Alex Jones’ text messages turned over to the House Jan. 6 committee

WASHINGTON — An attorney for plaintiffs indicting conspiracy theorist Alex Jones on Monday transferred more than two years’ worth of text messages from Mr. Jones’ phone to the House committee investigating the Jan. 6 attack on the Capitol, including messages revealing it turns out that Mr. Jones had contact with allies of former President Donald J. Trump.

But the files don’t appear to contain text messages from the time the committee was most interested in: the day of January 6, 2021 and the weeks following the attack, according to people familiar with document production.

Although the phone records were retrieved in mid-2021, the most recent report is from mid-2020, according to Mark Bankston, who represents Sandy Hook’s parents who are suing Mr. Jones for libel for lies he spread about the 2012 school shooting. period is before Mr. Jones became involved in plans to rally a pro-Trump mob in Washington to march to the Capitol as Mr. Trump fought to remain in office despite his defeat in the polls.

The text messages the commission received Monday — contained in a large file of documents and other information from Mr. Jones’ phone — contained some indicating that Mr. Jones was in contact with Trump allies, a person known to be known for. with the messages.

Mr. Bankston has said they have attached text messages with political associate Roger J. Stone Jr. Mr Bankston has received the telephone records from Mr Jones’ lawyers, who had accidentally sent them to him.

Of the nearly 250 recipients of the texts, most of Mr. Jones’ Infowars company and contractors and members of his family, some of whom are involved in his business.

The delivery of the text messages was previously reported by CNN. Last week in court in Texas, Mr. Bankston that he intended to turn over the lyrics to the committee, who contacted him about obtaining them unless Judge Maya Guerra Gamble objected. Late Friday, the judge said she had no objection.

Mr Bankston said at the time that he had heard about the material from “several federal agencies and law enforcement agencies”.

The House Committee has been pushing for months to obtain Mr Jones’s texts, saying they may be relevant to understanding his role in helping organize the Ellipse rally near the White House that preceded the riots. In November, the panel filed subpoenas to enforce Mr Jones’ testimony and communications relating to Jan. 6, including his phone records.

The commission also issued a subpoena for the communications of Timothy D. Enlow, who worked as a bodyguard for Mr. Jones on Jan. 6.
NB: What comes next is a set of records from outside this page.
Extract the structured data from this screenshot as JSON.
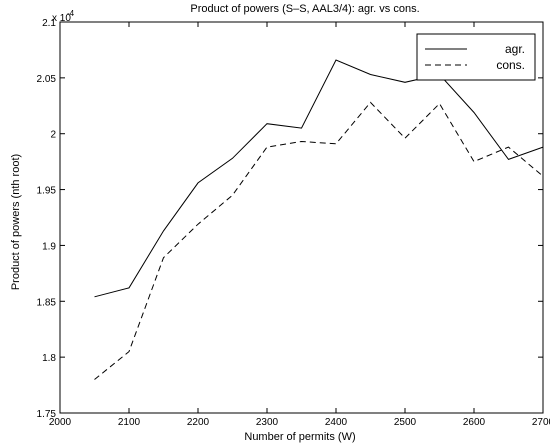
{
  "chart_data": {
    "type": "line",
    "title": "Product of powers (S–S, AAL3/4): agr. vs cons.",
    "xlabel": "Number of permits (W)",
    "ylabel": "Product of powers (nth root)",
    "y_multiplier": "x 10",
    "y_multiplier_exponent": "-4",
    "xlim": [
      2000,
      2700
    ],
    "ylim": [
      1.75,
      2.1
    ],
    "x_ticks": [
      "2000",
      "2100",
      "2200",
      "2300",
      "2400",
      "2500",
      "2600",
      "2700"
    ],
    "y_ticks": [
      "1.75",
      "1.8",
      "1.85",
      "1.9",
      "1.95",
      "2",
      "2.05",
      "2.1"
    ],
    "legend_position": "top-right",
    "grid": false,
    "series": [
      {
        "name": "agr.",
        "style": "solid",
        "x": [
          2050,
          2100,
          2150,
          2200,
          2250,
          2300,
          2350,
          2400,
          2450,
          2500,
          2550,
          2600,
          2650,
          2700
        ],
        "y": [
          1.854,
          1.862,
          1.913,
          1.956,
          1.978,
          2.009,
          2.005,
          2.066,
          2.053,
          2.046,
          2.053,
          2.019,
          1.977,
          1.988
        ]
      },
      {
        "name": "cons.",
        "style": "dashed",
        "x": [
          2050,
          2100,
          2150,
          2200,
          2250,
          2300,
          2350,
          2400,
          2450,
          2500,
          2550,
          2600,
          2650,
          2700
        ],
        "y": [
          1.78,
          1.805,
          1.889,
          1.919,
          1.945,
          1.988,
          1.993,
          1.991,
          2.028,
          1.996,
          2.027,
          1.975,
          1.988,
          1.962
        ]
      }
    ]
  }
}
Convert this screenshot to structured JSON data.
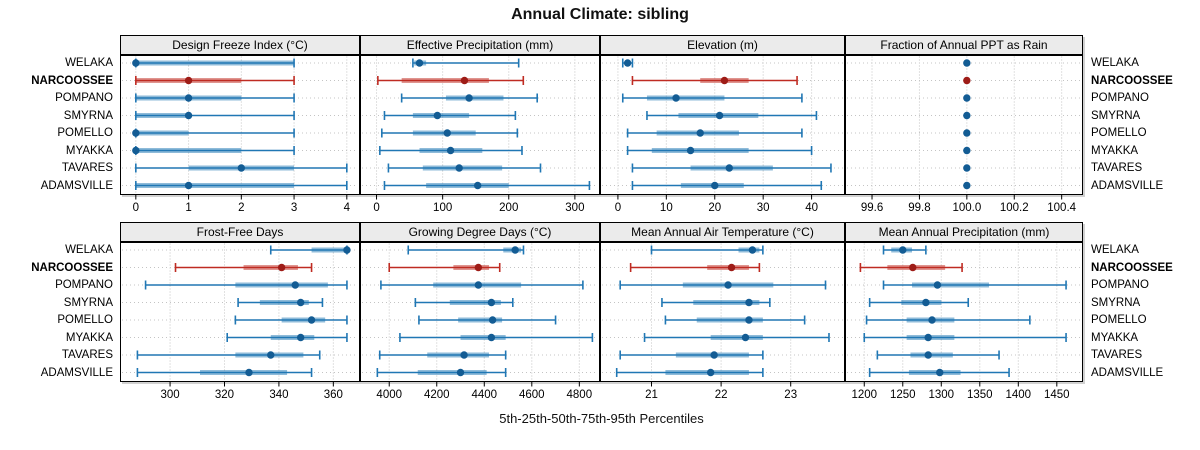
{
  "title": "Annual Climate: sibling",
  "xlabel": "5th-25th-50th-75th-95th Percentiles",
  "sites": [
    "WELAKA",
    "NARCOOSSEE",
    "POMPANO",
    "SMYRNA",
    "POMELLO",
    "MYAKKA",
    "TAVARES",
    "ADAMSVILLE"
  ],
  "highlight_site": "NARCOOSSEE",
  "colors": {
    "series_blue": "#2077b4",
    "series_blue_dot": "#135c94",
    "series_red": "#bf2b22",
    "series_red_dot": "#9e1c17",
    "band_opacity": 0.5,
    "gridline": "#c4c4c4",
    "strip_bg": "#ebebeb",
    "panel_border": "#000000"
  },
  "chart_data": {
    "type": "dotplot-percentiles",
    "percentiles": [
      5,
      25,
      50,
      75,
      95
    ],
    "panels": [
      {
        "title": "Design Freeze Index (°C)",
        "row": 0,
        "col": 0,
        "xlim": [
          -0.3,
          4.25
        ],
        "xticks": [
          0,
          1,
          2,
          3,
          4
        ],
        "xtick_labels": [
          "0",
          "1",
          "2",
          "3",
          "4"
        ],
        "values": [
          [
            0,
            0,
            0,
            3,
            3
          ],
          [
            0,
            0,
            1,
            2,
            3
          ],
          [
            0,
            0,
            1,
            2,
            3
          ],
          [
            0,
            0,
            1,
            1,
            3
          ],
          [
            0,
            0,
            0,
            1,
            3
          ],
          [
            0,
            0,
            0,
            2,
            3
          ],
          [
            0,
            1,
            2,
            3,
            4
          ],
          [
            0,
            0,
            1,
            3,
            4
          ]
        ]
      },
      {
        "title": "Effective Precipitation (mm)",
        "row": 0,
        "col": 1,
        "xlim": [
          -25,
          338
        ],
        "xticks": [
          0,
          100,
          200,
          300
        ],
        "xtick_labels": [
          "0",
          "100",
          "200",
          "300"
        ],
        "values": [
          [
            55,
            57,
            65,
            75,
            215
          ],
          [
            2,
            38,
            133,
            170,
            222
          ],
          [
            38,
            105,
            140,
            192,
            243
          ],
          [
            12,
            55,
            92,
            140,
            210
          ],
          [
            8,
            55,
            107,
            150,
            213
          ],
          [
            5,
            65,
            112,
            160,
            220
          ],
          [
            18,
            70,
            125,
            190,
            248
          ],
          [
            12,
            75,
            153,
            200,
            322
          ]
        ]
      },
      {
        "title": "Elevation (m)",
        "row": 0,
        "col": 2,
        "xlim": [
          -3.7,
          46.9
        ],
        "xticks": [
          0,
          10,
          20,
          30,
          40
        ],
        "xtick_labels": [
          "0",
          "10",
          "20",
          "30",
          "40"
        ],
        "values": [
          [
            1,
            1.5,
            2,
            2.5,
            3
          ],
          [
            3,
            17,
            22,
            27,
            37
          ],
          [
            1,
            6,
            12,
            22,
            38
          ],
          [
            6,
            12.5,
            21,
            29,
            41
          ],
          [
            2,
            8,
            17,
            25,
            38
          ],
          [
            2,
            7,
            15,
            27,
            40
          ],
          [
            3,
            15,
            23,
            32,
            44
          ],
          [
            3,
            13,
            20,
            26,
            42
          ]
        ]
      },
      {
        "title": "Fraction of Annual PPT as Rain",
        "row": 0,
        "col": 3,
        "xlim": [
          99.486,
          100.49
        ],
        "xticks": [
          99.6,
          99.8,
          100.0,
          100.2,
          100.4
        ],
        "xtick_labels": [
          "99.6",
          "99.8",
          "100.0",
          "100.2",
          "100.4"
        ],
        "values": [
          [
            100,
            100,
            100,
            100,
            100
          ],
          [
            100,
            100,
            100,
            100,
            100
          ],
          [
            100,
            100,
            100,
            100,
            100
          ],
          [
            100,
            100,
            100,
            100,
            100
          ],
          [
            100,
            100,
            100,
            100,
            100
          ],
          [
            100,
            100,
            100,
            100,
            100
          ],
          [
            100,
            100,
            100,
            100,
            100
          ],
          [
            100,
            100,
            100,
            100,
            100
          ]
        ]
      },
      {
        "title": "Frost-Free Days",
        "row": 1,
        "col": 0,
        "xlim": [
          281.6,
          369.8
        ],
        "xticks": [
          300,
          320,
          340,
          360
        ],
        "xtick_labels": [
          "300",
          "320",
          "340",
          "360"
        ],
        "values": [
          [
            337,
            352,
            365,
            365,
            365
          ],
          [
            302,
            327,
            341,
            347,
            352
          ],
          [
            291,
            324,
            346,
            358,
            365
          ],
          [
            325,
            333,
            348,
            351,
            356
          ],
          [
            324,
            341,
            352,
            357,
            365
          ],
          [
            321,
            337,
            348,
            353,
            365
          ],
          [
            288,
            324,
            337,
            349,
            355
          ],
          [
            288,
            311,
            329,
            343,
            352
          ]
        ]
      },
      {
        "title": "Growing Degree Days (°C)",
        "row": 1,
        "col": 1,
        "xlim": [
          3877,
          4887
        ],
        "xticks": [
          4000,
          4200,
          4400,
          4600,
          4800
        ],
        "xtick_labels": [
          "4000",
          "4200",
          "4400",
          "4600",
          "4800"
        ],
        "values": [
          [
            4080,
            4480,
            4530,
            4555,
            4565
          ],
          [
            4000,
            4270,
            4375,
            4420,
            4465
          ],
          [
            3965,
            4185,
            4375,
            4555,
            4815
          ],
          [
            4110,
            4255,
            4430,
            4470,
            4520
          ],
          [
            4125,
            4290,
            4435,
            4475,
            4700
          ],
          [
            4045,
            4300,
            4430,
            4490,
            4855
          ],
          [
            3960,
            4160,
            4315,
            4420,
            4490
          ],
          [
            3950,
            4120,
            4300,
            4410,
            4490
          ]
        ]
      },
      {
        "title": "Mean Annual Air Temperature (°C)",
        "row": 1,
        "col": 2,
        "xlim": [
          20.26,
          23.78
        ],
        "xticks": [
          21,
          22,
          23
        ],
        "xtick_labels": [
          "21",
          "22",
          "23"
        ],
        "values": [
          [
            21.0,
            22.25,
            22.45,
            22.55,
            22.6
          ],
          [
            20.7,
            21.8,
            22.15,
            22.4,
            22.55
          ],
          [
            20.55,
            21.45,
            22.1,
            22.75,
            23.5
          ],
          [
            21.15,
            21.6,
            22.4,
            22.55,
            22.7
          ],
          [
            21.2,
            21.65,
            22.4,
            22.6,
            23.2
          ],
          [
            20.9,
            21.85,
            22.35,
            22.6,
            23.55
          ],
          [
            20.55,
            21.35,
            21.9,
            22.4,
            22.6
          ],
          [
            20.5,
            21.2,
            21.85,
            22.4,
            22.6
          ]
        ]
      },
      {
        "title": "Mean Annual Precipitation (mm)",
        "row": 1,
        "col": 3,
        "xlim": [
          1175,
          1484
        ],
        "xticks": [
          1200,
          1250,
          1300,
          1350,
          1400,
          1450
        ],
        "xtick_labels": [
          "1200",
          "1250",
          "1300",
          "1350",
          "1400",
          "1450"
        ],
        "values": [
          [
            1225,
            1235,
            1250,
            1262,
            1280
          ],
          [
            1195,
            1230,
            1263,
            1305,
            1327
          ],
          [
            1225,
            1262,
            1295,
            1362,
            1462
          ],
          [
            1207,
            1248,
            1280,
            1300,
            1335
          ],
          [
            1203,
            1255,
            1288,
            1317,
            1415
          ],
          [
            1200,
            1255,
            1283,
            1317,
            1462
          ],
          [
            1217,
            1260,
            1283,
            1315,
            1375
          ],
          [
            1207,
            1258,
            1298,
            1325,
            1388
          ]
        ]
      }
    ]
  }
}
mr. Jones and mr. Enlow have sued in an attempt to block the commission’s subpoenas. Mr Jones finally appeared before the panel in January and went on to say that he had invoked his Fifth Amendment right against self-incrimination nearly 100 times.

Although Mr Jones declined to share information with the committee, he said the committee had already received text messages from him.
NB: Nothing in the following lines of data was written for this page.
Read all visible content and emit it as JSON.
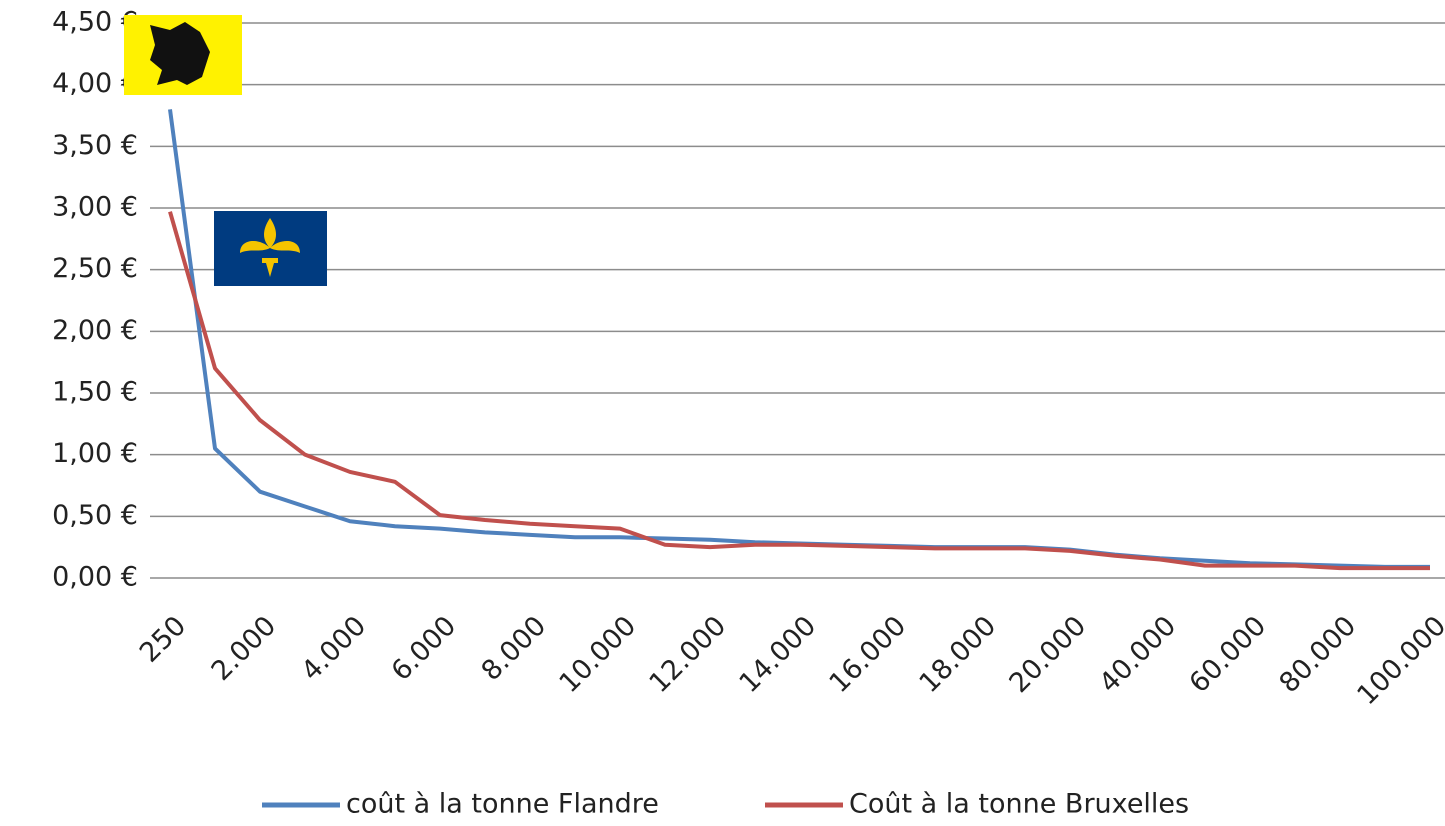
{
  "chart_data": {
    "type": "line",
    "categories": [
      "250",
      null,
      "2.000",
      null,
      "4.000",
      null,
      "6.000",
      null,
      "8.000",
      null,
      "10.000",
      null,
      "12.000",
      null,
      "14.000",
      null,
      "16.000",
      null,
      "18.000",
      null,
      "20.000",
      null,
      "40.000",
      null,
      "60.000",
      null,
      "80.000",
      null,
      "100.000"
    ],
    "series": [
      {
        "name": "coût à la tonne Flandre",
        "color": "#4f81bd",
        "values": [
          3.8,
          1.05,
          0.7,
          0.58,
          0.46,
          0.42,
          0.4,
          0.37,
          0.35,
          0.33,
          0.33,
          0.32,
          0.31,
          0.29,
          0.28,
          0.27,
          0.26,
          0.25,
          0.25,
          0.25,
          0.23,
          0.19,
          0.16,
          0.14,
          0.12,
          0.11,
          0.1,
          0.09,
          0.09
        ]
      },
      {
        "name": "Coût à la tonne Bruxelles",
        "color": "#c0504d",
        "values": [
          2.97,
          1.7,
          1.28,
          1.0,
          0.86,
          0.78,
          0.51,
          0.47,
          0.44,
          0.42,
          0.4,
          0.27,
          0.25,
          0.27,
          0.27,
          0.26,
          0.25,
          0.24,
          0.24,
          0.24,
          0.22,
          0.18,
          0.15,
          0.1,
          0.1,
          0.1,
          0.08,
          0.08,
          0.08
        ]
      }
    ],
    "ylim": [
      0,
      4.5
    ],
    "yticks": [
      {
        "value": 0,
        "label": "0,00 €"
      },
      {
        "value": 0.5,
        "label": "0,50 €"
      },
      {
        "value": 1,
        "label": "1,00 €"
      },
      {
        "value": 1.5,
        "label": "1,50 €"
      },
      {
        "value": 2,
        "label": "2,00 €"
      },
      {
        "value": 2.5,
        "label": "2,50 €"
      },
      {
        "value": 3,
        "label": "3,00 €"
      },
      {
        "value": 3.5,
        "label": "3,50 €"
      },
      {
        "value": 4,
        "label": "4,00 €"
      },
      {
        "value": 4.5,
        "label": "4,50 €"
      }
    ],
    "grid": true,
    "legend": "bottom"
  }
}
According to the Jan. 6 committee, Mr. Jones helped arrange a donation from Julie Jenkins Fancelli, the heiress to the Publix Super Markets fortune, to provide what he described as “80 percent” of the funding for the 6th rally. January and indicated that White House officials told him he would lead a march to the Capitol, where Mr. Trump would speak.

Mr. Jones and Mr. Stone were also among the group of Trump allies who gathered in and around, or stayed at, the Willard Intercontinental Hotel, which was treated as a war chamber by some Trump advisers for their efforts to persuade members of Congress to object to the Electoral College Certification.